Thank you to Abhishek Ranjan who straightened me out on mean log returns and variance log returns.

  1. Let me just define what I mean by “correct” price here: this is the price at which I expect to get my target IRR. For instance, if the expected value of the equity I am buying in the startup is $20m in 10 years and I want a 40% IRR, then the value of the equity today is $20m/1.4^10. This is the correct price. It does not mean that each and every company I back will achieve its expected value, natch. 

  2. Cochrane, JH. “The Risk And Return Of Venture Capital,” Journal of Financial Economics, 2005, v75, pp. 3-52. 

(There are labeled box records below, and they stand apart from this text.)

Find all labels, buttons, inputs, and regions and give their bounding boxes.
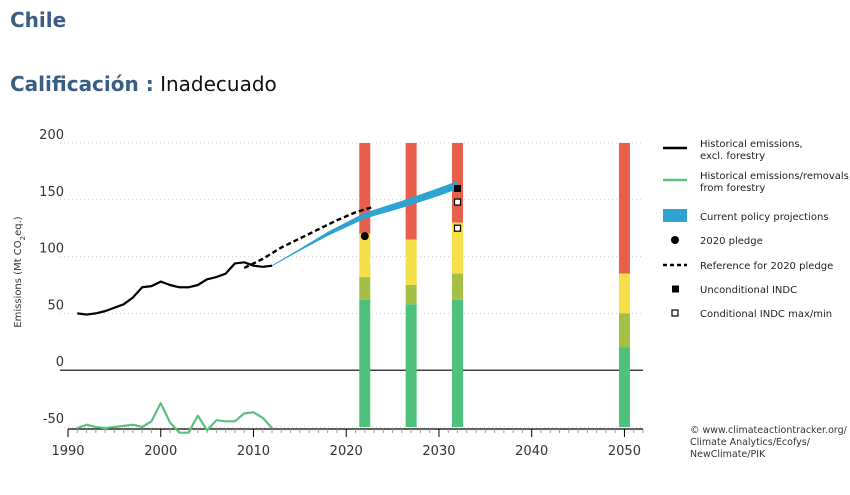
rating-bar-segment (405, 304, 417, 427)
rating-line: Calificación : Inadecuado (10, 72, 277, 96)
legend-label: Unconditional INDC (700, 285, 797, 296)
x-tick-label: 2030 (422, 444, 455, 459)
y-tick-label: 50 (47, 298, 64, 313)
legend-label: Reference for 2020 pledge (700, 261, 833, 272)
legend-swatch (672, 285, 679, 293)
rating-bar-segment (618, 273, 630, 314)
y-tick-label: 0 (56, 355, 64, 370)
y-axis-label: Emissions (Mt CO2eq.) (13, 216, 27, 328)
country-title: Chile (10, 8, 67, 32)
x-tick-label: 2000 (144, 444, 177, 459)
legend-swatch (671, 236, 679, 244)
legend-label: Conditional INDC max/min (700, 309, 832, 320)
rating-label: Calificación : (10, 72, 154, 96)
legend-label: 2020 pledge (700, 236, 763, 247)
rating-bar-segment (359, 299, 371, 427)
reference-pledge-line (243, 205, 375, 270)
conditional-indc-marker (453, 198, 462, 206)
unconditional-indc-marker (454, 184, 462, 192)
rating-bar-segment (618, 143, 630, 274)
rating-value: Inadecuado (160, 72, 277, 96)
credit-line: © www.climateactiontracker.org/ (690, 425, 848, 436)
rating-bar-segment (452, 222, 464, 274)
pledge-2020-marker (360, 232, 369, 241)
credit-line: NewClimate/PIK (690, 449, 766, 460)
legend-swatch (663, 209, 687, 222)
x-tick-label: 1990 (51, 444, 84, 459)
y-tick-label: 150 (39, 185, 64, 200)
legend-label: Historical emissions, (700, 139, 803, 150)
y-tick-label: 200 (39, 128, 64, 143)
rating-bar-segment (405, 143, 417, 240)
legend-label: Historical emissions/removals, (700, 171, 850, 182)
rating-bar-segment (618, 313, 630, 348)
rating-bar-segment (452, 299, 464, 427)
x-tick-label: 2010 (237, 444, 270, 459)
rating-bar-segment (359, 233, 371, 278)
rating-bar-segment (359, 277, 371, 300)
rating-bar-segment (452, 273, 464, 300)
x-tick-label: 2040 (515, 444, 548, 459)
rating-bar-segment (618, 347, 630, 427)
x-tick-label: 2020 (330, 444, 363, 459)
conditional-indc-marker (453, 224, 462, 232)
legend-label: Current policy projections (700, 212, 829, 223)
x-tick-label: 2050 (608, 444, 641, 459)
legend-swatch (671, 309, 679, 317)
legend-label-line2: excl. forestry (700, 151, 765, 162)
historical-emissions-line (77, 261, 273, 316)
credit-line: Climate Analytics/Ecofys/ (690, 437, 811, 448)
rating-bar-segment (405, 239, 417, 285)
rating-bar-segment (359, 143, 371, 234)
y-tick-label: -50 (43, 412, 64, 427)
forestry-line (76, 402, 273, 434)
current-policy-band (272, 181, 458, 267)
y-tick-label: 100 (39, 242, 64, 257)
legend-label-line2: from forestry (700, 183, 765, 194)
rating-bar-segment (405, 285, 417, 305)
credit-text: © www.climateactiontracker.org/Climate A… (690, 425, 848, 460)
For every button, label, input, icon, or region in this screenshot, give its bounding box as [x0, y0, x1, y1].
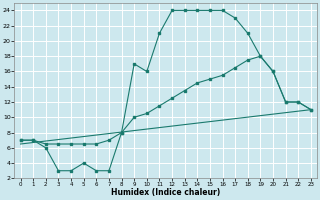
- X-axis label: Humidex (Indice chaleur): Humidex (Indice chaleur): [111, 188, 220, 197]
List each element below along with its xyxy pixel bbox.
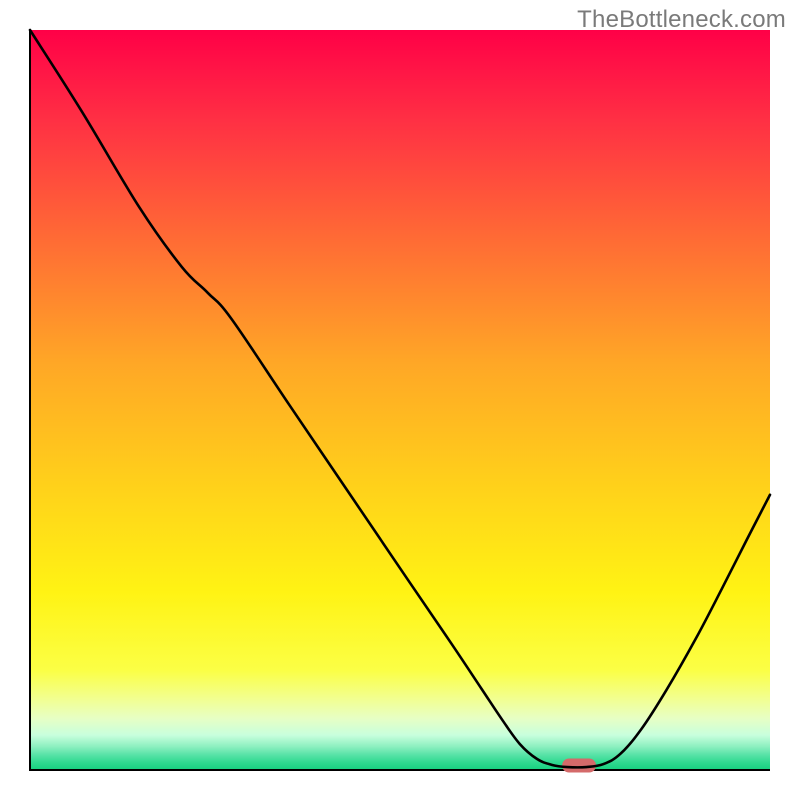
bottleneck-chart: TheBottleneck.com — [0, 0, 800, 800]
chart-svg — [0, 0, 800, 800]
watermark-text: TheBottleneck.com — [577, 6, 786, 34]
chart-background — [30, 30, 770, 770]
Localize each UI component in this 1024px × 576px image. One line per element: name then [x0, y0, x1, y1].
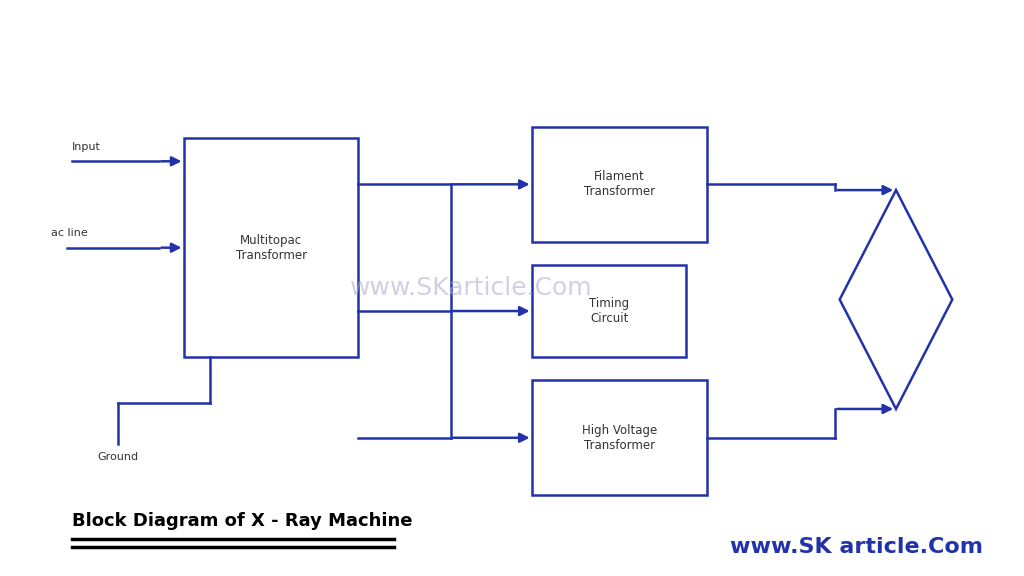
Text: www.SK article.Com: www.SK article.Com — [730, 537, 983, 557]
FancyBboxPatch shape — [184, 138, 358, 357]
Text: Ground: Ground — [97, 452, 138, 462]
Text: Timing
Circuit: Timing Circuit — [589, 297, 630, 325]
FancyBboxPatch shape — [532, 265, 686, 357]
Text: High Voltage
Transformer: High Voltage Transformer — [582, 424, 657, 452]
Text: ac line: ac line — [51, 228, 88, 238]
Text: www.SKarticle.Com: www.SKarticle.Com — [350, 276, 592, 300]
FancyBboxPatch shape — [532, 380, 707, 495]
Text: Input: Input — [72, 142, 100, 152]
Text: Filament
Transformer: Filament Transformer — [584, 170, 655, 198]
Polygon shape — [840, 190, 952, 409]
Text: Multitopac
Transformer: Multitopac Transformer — [236, 234, 307, 262]
Text: Block Diagram of X - Ray Machine: Block Diagram of X - Ray Machine — [72, 512, 413, 530]
FancyBboxPatch shape — [532, 127, 707, 242]
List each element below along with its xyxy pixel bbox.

  3. This method is described in detail all over the place. See for instance: http://pages.stern.nyu.edu/~adamodar/pdfiles/valn2ed/ch23b.pdf 

  4. This excludes things like preferences, cost of capital, etc. But because venture capital firms are almost entirely homogeneous other than in the information they have, I feel comfortable with this simplification. 

  5. Chua Chow, C. & Sarin, R.K., “Known, Unknown, and Unknowable Uncertainties”, Theory and Decision (2002) 52: 127. https://doi.org/10.1023/A:1015544715608 

  6. History seems to show that the best IRRs are achieved by funds started in years when VC is out of favor.